Not once have I ever been served a 'meat pie' at a dinner party!

MerchantofVenice · 21/06/2017 20:27

I'm with Bandeau.

I actually eat everything. But I think I have sufficient imagination to conceive of the idea that, just because I personally don't suffer from the affliction, the affliction is not necessarily 'made up'.

Yesyesyesyeswhatever · 21/06/2017 20:28

Like anything, "fussy eating" is on a scale, and there are differing reasons for it and different circumstances perpetuating it. Some "fussiest" will have the will/bravery and ability to expand. Others will not. Can't generalise on that, but constant pressure and criticism is not the way forward for anyone.

Bluntness100 · 21/06/2017 20:32

No

Then why write it? Confused

notsmartenough · 21/06/2017 20:34

Someone I know could never bring themselves to eat meat - right from childhood. No moral objections, more like a phobia.
They had hypnotherapy and now happily eats meat.
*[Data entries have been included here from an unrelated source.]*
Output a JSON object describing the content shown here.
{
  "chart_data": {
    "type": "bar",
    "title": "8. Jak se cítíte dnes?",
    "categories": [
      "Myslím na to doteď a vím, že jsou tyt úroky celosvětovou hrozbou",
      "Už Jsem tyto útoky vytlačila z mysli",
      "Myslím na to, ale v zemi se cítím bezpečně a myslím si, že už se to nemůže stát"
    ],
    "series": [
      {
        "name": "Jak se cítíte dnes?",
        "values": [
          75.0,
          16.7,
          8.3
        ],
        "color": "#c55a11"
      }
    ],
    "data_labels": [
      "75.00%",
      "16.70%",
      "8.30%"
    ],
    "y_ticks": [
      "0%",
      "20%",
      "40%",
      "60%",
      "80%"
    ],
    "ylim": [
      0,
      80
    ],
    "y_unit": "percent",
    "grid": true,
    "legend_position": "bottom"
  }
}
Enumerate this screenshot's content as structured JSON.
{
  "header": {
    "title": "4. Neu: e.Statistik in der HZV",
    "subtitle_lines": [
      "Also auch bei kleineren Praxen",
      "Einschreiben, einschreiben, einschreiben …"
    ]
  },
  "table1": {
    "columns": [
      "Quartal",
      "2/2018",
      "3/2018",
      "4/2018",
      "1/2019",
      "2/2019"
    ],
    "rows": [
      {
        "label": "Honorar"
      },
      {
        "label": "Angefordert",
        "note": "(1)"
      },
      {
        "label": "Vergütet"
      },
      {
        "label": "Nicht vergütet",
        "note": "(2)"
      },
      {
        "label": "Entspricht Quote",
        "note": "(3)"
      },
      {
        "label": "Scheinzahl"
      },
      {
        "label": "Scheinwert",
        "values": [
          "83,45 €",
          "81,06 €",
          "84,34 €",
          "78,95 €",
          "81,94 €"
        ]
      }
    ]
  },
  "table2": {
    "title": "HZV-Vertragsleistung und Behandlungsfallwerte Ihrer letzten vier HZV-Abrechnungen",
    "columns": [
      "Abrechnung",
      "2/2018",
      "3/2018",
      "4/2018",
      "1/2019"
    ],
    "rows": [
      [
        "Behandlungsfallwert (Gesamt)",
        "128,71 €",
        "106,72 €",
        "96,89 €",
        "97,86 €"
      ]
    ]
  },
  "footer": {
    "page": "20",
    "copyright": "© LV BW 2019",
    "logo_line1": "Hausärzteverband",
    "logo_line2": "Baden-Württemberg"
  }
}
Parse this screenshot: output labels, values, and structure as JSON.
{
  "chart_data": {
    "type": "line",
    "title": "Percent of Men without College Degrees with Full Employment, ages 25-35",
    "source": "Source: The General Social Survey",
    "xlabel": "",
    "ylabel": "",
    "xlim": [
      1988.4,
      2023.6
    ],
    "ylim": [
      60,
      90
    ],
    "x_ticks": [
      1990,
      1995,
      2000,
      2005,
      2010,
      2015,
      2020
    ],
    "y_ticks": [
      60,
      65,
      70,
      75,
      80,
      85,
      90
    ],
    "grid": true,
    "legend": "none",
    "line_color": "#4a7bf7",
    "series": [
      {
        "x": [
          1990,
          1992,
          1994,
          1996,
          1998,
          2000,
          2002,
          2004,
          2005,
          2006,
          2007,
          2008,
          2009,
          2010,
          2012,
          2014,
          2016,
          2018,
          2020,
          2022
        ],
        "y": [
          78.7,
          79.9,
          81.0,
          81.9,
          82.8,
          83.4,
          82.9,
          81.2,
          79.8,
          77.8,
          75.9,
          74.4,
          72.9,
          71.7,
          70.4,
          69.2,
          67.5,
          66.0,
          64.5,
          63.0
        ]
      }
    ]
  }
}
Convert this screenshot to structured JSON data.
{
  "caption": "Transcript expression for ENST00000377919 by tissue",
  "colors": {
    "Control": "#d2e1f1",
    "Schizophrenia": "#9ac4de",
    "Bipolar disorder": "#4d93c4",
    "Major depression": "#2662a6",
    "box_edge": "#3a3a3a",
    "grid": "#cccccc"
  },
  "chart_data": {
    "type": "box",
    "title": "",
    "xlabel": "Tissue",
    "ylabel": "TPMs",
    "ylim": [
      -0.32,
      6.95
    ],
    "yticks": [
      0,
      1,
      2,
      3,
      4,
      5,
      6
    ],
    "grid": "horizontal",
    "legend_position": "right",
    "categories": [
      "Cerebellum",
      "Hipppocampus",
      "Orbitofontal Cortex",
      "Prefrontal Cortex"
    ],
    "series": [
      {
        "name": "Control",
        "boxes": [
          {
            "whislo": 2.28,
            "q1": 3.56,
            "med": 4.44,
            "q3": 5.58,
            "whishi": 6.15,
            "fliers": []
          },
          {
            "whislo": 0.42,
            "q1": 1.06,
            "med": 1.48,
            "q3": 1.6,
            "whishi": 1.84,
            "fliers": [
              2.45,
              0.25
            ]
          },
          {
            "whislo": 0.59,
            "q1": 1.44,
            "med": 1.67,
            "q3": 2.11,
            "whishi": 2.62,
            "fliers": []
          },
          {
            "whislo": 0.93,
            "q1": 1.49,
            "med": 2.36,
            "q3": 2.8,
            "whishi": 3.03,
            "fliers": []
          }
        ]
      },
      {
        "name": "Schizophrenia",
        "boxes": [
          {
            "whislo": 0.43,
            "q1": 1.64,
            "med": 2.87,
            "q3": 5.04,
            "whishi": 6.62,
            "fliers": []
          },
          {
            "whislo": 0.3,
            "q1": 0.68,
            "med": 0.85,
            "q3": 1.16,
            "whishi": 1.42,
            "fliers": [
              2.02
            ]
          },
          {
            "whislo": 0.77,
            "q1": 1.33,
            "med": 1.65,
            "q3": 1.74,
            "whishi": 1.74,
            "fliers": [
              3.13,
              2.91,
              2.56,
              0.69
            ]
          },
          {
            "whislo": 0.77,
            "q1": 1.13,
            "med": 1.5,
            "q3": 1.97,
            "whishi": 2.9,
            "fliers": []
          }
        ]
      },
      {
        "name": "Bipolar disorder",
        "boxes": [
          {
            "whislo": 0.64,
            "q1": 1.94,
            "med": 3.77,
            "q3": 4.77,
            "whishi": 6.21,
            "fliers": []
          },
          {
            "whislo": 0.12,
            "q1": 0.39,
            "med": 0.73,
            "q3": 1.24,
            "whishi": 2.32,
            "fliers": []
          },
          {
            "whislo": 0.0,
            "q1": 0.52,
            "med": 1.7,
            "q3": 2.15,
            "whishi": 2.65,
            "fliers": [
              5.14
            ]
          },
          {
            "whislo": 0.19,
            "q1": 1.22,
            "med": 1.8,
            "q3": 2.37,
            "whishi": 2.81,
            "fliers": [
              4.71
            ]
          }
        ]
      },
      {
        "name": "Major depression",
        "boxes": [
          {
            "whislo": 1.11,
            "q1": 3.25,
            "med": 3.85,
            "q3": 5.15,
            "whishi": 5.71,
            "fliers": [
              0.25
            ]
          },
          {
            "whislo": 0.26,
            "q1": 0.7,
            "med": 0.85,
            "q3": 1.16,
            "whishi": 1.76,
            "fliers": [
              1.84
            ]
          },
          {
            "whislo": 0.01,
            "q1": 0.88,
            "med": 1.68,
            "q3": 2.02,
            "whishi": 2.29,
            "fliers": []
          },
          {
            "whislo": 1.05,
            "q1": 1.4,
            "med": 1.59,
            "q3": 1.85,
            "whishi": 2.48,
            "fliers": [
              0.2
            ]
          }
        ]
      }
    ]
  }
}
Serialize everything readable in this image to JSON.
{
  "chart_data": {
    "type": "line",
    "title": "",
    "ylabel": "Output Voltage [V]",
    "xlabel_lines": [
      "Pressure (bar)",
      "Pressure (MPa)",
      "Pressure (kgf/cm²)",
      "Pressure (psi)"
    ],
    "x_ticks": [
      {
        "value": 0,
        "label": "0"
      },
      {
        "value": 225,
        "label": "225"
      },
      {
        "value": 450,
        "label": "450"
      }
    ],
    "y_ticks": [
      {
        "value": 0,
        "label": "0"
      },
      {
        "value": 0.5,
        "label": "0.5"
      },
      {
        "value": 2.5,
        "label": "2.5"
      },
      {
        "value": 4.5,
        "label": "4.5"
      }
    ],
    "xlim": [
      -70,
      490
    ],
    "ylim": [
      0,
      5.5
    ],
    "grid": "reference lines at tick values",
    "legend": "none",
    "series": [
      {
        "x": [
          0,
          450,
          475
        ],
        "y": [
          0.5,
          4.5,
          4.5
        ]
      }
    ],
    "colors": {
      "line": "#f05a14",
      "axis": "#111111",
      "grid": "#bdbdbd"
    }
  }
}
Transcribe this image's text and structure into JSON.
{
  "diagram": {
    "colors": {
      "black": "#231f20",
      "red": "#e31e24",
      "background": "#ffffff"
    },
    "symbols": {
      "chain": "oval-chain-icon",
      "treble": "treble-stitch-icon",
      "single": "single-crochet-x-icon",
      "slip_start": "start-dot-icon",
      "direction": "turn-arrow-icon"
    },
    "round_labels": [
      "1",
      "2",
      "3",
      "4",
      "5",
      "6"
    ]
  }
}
BandeauSally · 21/06/2017 20:34

Why write my personal experience? Because a less informed poster asserted something as fact that wasn't necessarily so. I countered with my own personal experience to show an alternative explanation for the behaviour. Hth

BandeauSally · 21/06/2017 20:36

I know someone who hasn't eaten meat since childhood because she can't cope with the texture, no moral objections at all.

I have also had two sessions of hypnotherapy but sadly they were unsuccessful.

Yesyesyesyeswhatever · 21/06/2017 20:37

I guess they saw it as a problem, but eating meat is in no way necessary these days when veggie food is abundant and very easy to find.

Yesyesyesyeswhatever · 21/06/2017 20:39

Oh, sorry misread that. Thought the person had had succesfull hypnotherapy. Apologies. It is difficult.

Highalert · 21/06/2017 20:39

You don't have to eat meat though. Not eating meat doesn't make you a fussy eater.

I see some posts have been deleted. Not the one telling me to piss off or the one calling me an 'old bird' though Grin

BandeauSally · 21/06/2017 20:41

yesyes that person's hypnotherapy was successful, I confused things by saying mine wasn't. Sorry!